Nie ostudziło to jednak emocji – opozycyjne ugrupowania ANO oraz Wolność i Demokracja Bezpośrednia (SPD) wezwały do dymisji całego rządu i zażądały zwołania nadzwyczajnej sesji Izby Deputowanych.

Choć obecna koalicja SPOLU dysponuje parlamentarną większością, możliwe wotum nieufności może odegrać rolę czynnika destabilizującego i zwiększyć presję opinii publicznej.

Na celowniku znalazł się też premier Petr Fiala, bliski współpracownik Blazka, którego wiarygodność jest teraz podważana.

Śledztwo prokuratury

Zamieszanie pogłębiają doniesienia medialne o tym, iż portfel kryptowalutowy, z którego pochodziła darowizna, mógł zawierać nawet 12,5 miliarda koron – znacznie więcej, niż oficjalnie przyznano.

Co więcej, część bitcoinów rzekomo opuściła portfel jeszcze przed przejęciem go przez państwo, co rodzi podejrzenia o manipulacje, a choćby działania wewnątrz struktur państwowych.

Obecnie sprawą zajmuje się Krajowe Centrum ds. Przestępczości Zorganizowanej oraz Prokuratura Naczelna w Ołomuńcu. Wśród rozpatrywanych zarzutów znajdują się: nadużycie stanowiska publicznego, pranie brudnych pieniędzy oraz nielegalne obchodzenie się z substancjami odurzającymi.
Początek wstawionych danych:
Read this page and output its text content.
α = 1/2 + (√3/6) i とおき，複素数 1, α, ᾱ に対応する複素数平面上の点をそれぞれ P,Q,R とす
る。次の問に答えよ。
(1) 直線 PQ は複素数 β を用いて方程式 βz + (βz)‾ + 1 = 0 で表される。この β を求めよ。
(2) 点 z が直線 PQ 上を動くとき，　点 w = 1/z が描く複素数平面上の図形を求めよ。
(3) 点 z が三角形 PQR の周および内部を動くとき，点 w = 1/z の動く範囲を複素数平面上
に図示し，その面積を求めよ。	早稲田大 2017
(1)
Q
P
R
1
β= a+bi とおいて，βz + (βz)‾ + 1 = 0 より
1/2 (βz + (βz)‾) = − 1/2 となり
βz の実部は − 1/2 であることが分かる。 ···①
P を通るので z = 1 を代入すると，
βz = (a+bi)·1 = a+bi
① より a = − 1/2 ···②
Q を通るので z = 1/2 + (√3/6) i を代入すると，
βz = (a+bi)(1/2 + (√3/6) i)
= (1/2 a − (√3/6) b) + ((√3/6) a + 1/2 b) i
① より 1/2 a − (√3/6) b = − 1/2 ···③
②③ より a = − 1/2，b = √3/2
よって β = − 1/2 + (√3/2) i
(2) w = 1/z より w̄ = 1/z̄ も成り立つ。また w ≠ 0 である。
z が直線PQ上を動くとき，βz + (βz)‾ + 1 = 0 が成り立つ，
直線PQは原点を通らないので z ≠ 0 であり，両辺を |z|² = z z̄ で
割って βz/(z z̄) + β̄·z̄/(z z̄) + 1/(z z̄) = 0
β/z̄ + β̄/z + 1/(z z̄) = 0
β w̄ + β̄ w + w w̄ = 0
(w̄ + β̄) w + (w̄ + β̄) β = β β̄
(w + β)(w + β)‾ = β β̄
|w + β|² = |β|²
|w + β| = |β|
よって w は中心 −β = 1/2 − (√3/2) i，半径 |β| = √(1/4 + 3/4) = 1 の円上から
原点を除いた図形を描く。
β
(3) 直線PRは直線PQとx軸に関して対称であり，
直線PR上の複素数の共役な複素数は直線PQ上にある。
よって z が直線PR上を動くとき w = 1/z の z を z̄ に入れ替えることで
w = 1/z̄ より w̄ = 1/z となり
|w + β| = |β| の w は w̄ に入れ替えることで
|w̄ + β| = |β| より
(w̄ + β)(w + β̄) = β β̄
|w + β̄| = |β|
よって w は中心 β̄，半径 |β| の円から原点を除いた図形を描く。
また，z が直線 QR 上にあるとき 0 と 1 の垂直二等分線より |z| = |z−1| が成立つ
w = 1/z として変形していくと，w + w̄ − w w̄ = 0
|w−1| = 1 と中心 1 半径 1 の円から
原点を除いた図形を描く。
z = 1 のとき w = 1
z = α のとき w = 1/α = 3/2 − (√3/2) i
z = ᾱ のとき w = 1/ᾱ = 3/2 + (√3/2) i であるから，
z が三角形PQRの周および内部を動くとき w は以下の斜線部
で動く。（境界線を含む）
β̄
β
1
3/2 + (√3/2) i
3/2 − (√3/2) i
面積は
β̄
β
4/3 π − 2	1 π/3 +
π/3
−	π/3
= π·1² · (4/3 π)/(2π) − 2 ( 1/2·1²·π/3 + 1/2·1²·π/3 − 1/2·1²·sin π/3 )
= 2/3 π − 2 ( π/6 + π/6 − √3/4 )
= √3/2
W miarę jak dochodzenie postępuje, a kolejne szczegóły wychodzą na światło dzienne, rośnie ryzyko, iż rząd nie zdoła już odzyskać zaufania obywateli.

Cała sprawa ukazuje, jak nieprzygotowane na realia kryptowalut mogą być choćby rozwinięte państwa. Przyjęcie darowizny o tak ogromnej wartości od osoby z przeszłością kryminalną, bez dokładnego sprawdzenia źródła środków, jest błędem nie do wybaczenia.